Lincoln

Updated: Jul 12

Published by PSC Games and launched on Kickstarter on 9 May, Lincoln is the latest title from prolific designer Martin Wallace. Though it has military units and a board featuring an abstracted map of connected locations representing key sites in the American Civil War, Lincoln isn't a wargame. It's a card-driven game where both players are competing to make the most effective use of their asymmetric deck of cards. Shown here is a prototype of the game; if it does well on Kickstarter, the likelihood is that the actual components for Lincoln will be an upgrade on those shown here on Board’s Eye View.

In Lincoln, players each have a hand of cards and, on their turn, they can use these cards to take two actions. The Union player’s hand size is always 6; the Confederate player starts with a hand size of 5 but this can be reduced to 4 and eventually 3 as a result of Union progress on a blockade track. Most cards can be put to two or more alternative uses. If they are used for their primary function (usually to build an army or fort), they are mostly single once-per-game use (they are played and then removed from the game) and most have to be paid for by the player additionally discarding other cards from their hand. This can lead to difficult and delicate choices as players will almost always be depleting their supplies and sacrificing potential opportunities in order to take build actions.


Martin Wallace refers to the game mechanic in Lincoln as a ‘deck destruction’ rather than a deck building game. It’s an apt description and the cards ‘burnt’ and those cycled out of use serve too as a metaphor for the grim arithmetic of attrition that characterised this conflict, just as they do in PSC’s other card-driven wargames, the excellent Quartermaster General series by Ian Brody. The rules for combat mean battles are likely to be heavily affected by the cards added to that battle to represent the impact of leadership. Nevertheless, they involve losses being taken by both sides, encouraging players to treat low-value units as mere cannon fodder; again, a perhaps apt abstraction of the war.



Both players have several alternative victory conditions in Lincoln. The pressure is on the Union player to have scored a net advantage in victory points (usually by making territorial gains) before they shuffle and recycle their discard pile. Additional cards are shuffled into the discard piles the first and second time they are recycled. These too are asymmetric: making the Union notably stronger over time as the Confederacy gets weaker. The Confederate player’s scope for action can be greatly curtailed by Union progress on the blockade track, but a parallel Europe track offers one alternative route to a Confederate victory (in effect, recognition of the Confederacy by Britain and other European powers).

With a range of different victory conditions, each player has a seemingly free hand on how they play the game.

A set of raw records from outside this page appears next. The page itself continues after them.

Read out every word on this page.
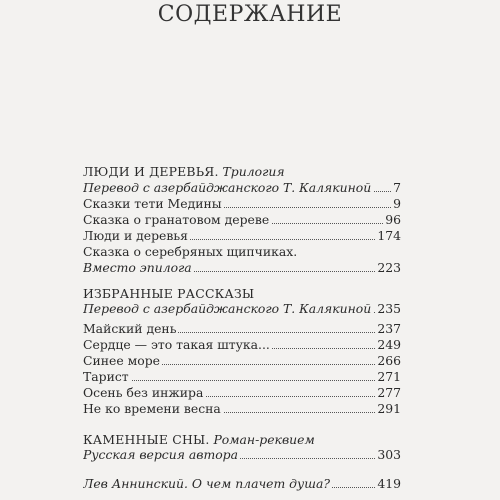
СОДЕРЖАНИЕ
ЛЮДИ И ДЕРЕВЬЯ. Трилогия
Перевод с азербайджанского Т. Калякиной 7
Сказки тети Медины	9
Сказка о гранатовом дереве	96
Люди и деревья	174
Сказка о серебряных щипчиках.
Вместо эпилога	223
ИЗБРАННЫЕ РАССКАЗЫ
Перевод с азербайджанского Т. Калякиной 235
Майский день	237
Сердце — это такая штука...	249
Синее море	266
Тарист	271
Осень без инжира	277
Не ко времени весна	291
КАМЕННЫЕ СНЫ. Роман-реквием
Русская версия автора	303
Лев Аннинский. О чем плачет душа?	419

That said, just as Chess allows a Fool’s Mate trap, so the Union player in Lincoln can leave themselves open to losing on the Confederate’ player’s first turn! The rules specify that the Union player goes first and allows them free reign to take any actions they like. Be warned, however, if the Union player doesn’t use at least one of their two actions to reinforce their position in Washington, the Confederate player may, on their turn, take the opportunity to build another unit at Manassas and then take a movement action to try to take Washington on this first turn. If they succeed, it’s instant Game Over! Although Washington gives the Union player a +4 in defence, the Confederates can top this if they are able to boost their attack with a high-value leadership card. I was able to chalk up a Confederate win in this way on my very first play of Lincoln. And this wasn't due to my having an especially fortuitous hand: there is quite a high chance that the Confederate player will hold a high-value leadership card and a relatively low chance that the Union player will hold one (the Confederate deck starts off with fifteen +4 and +5 leadership cards in a deck of 38; the Union starting deck of 47 includes just four cards with +4 leadership). The very real risk of this quick Confederate victory doesn’t make this game ‘broken’, it just means the Union player has to be wise to the fact that their capital is vulnerable from the start of the game.

The various options and the clever balance of very different forces all make for a thoughtful and engrossing strategy game with rather more of a ‘euro’ feel than you’ll find in a more conventional war game. If you’re a traditional war gamer, Lincoln is a game that will certainly make you think; if you don’t usually consider war-themed games, then you really mustn’t let the Civil War setting put you off giving this game a try. Lincoln is a subtle hand management game that offers the opportunity for some intriguing cat and mouse tactics. Definitely one to check out.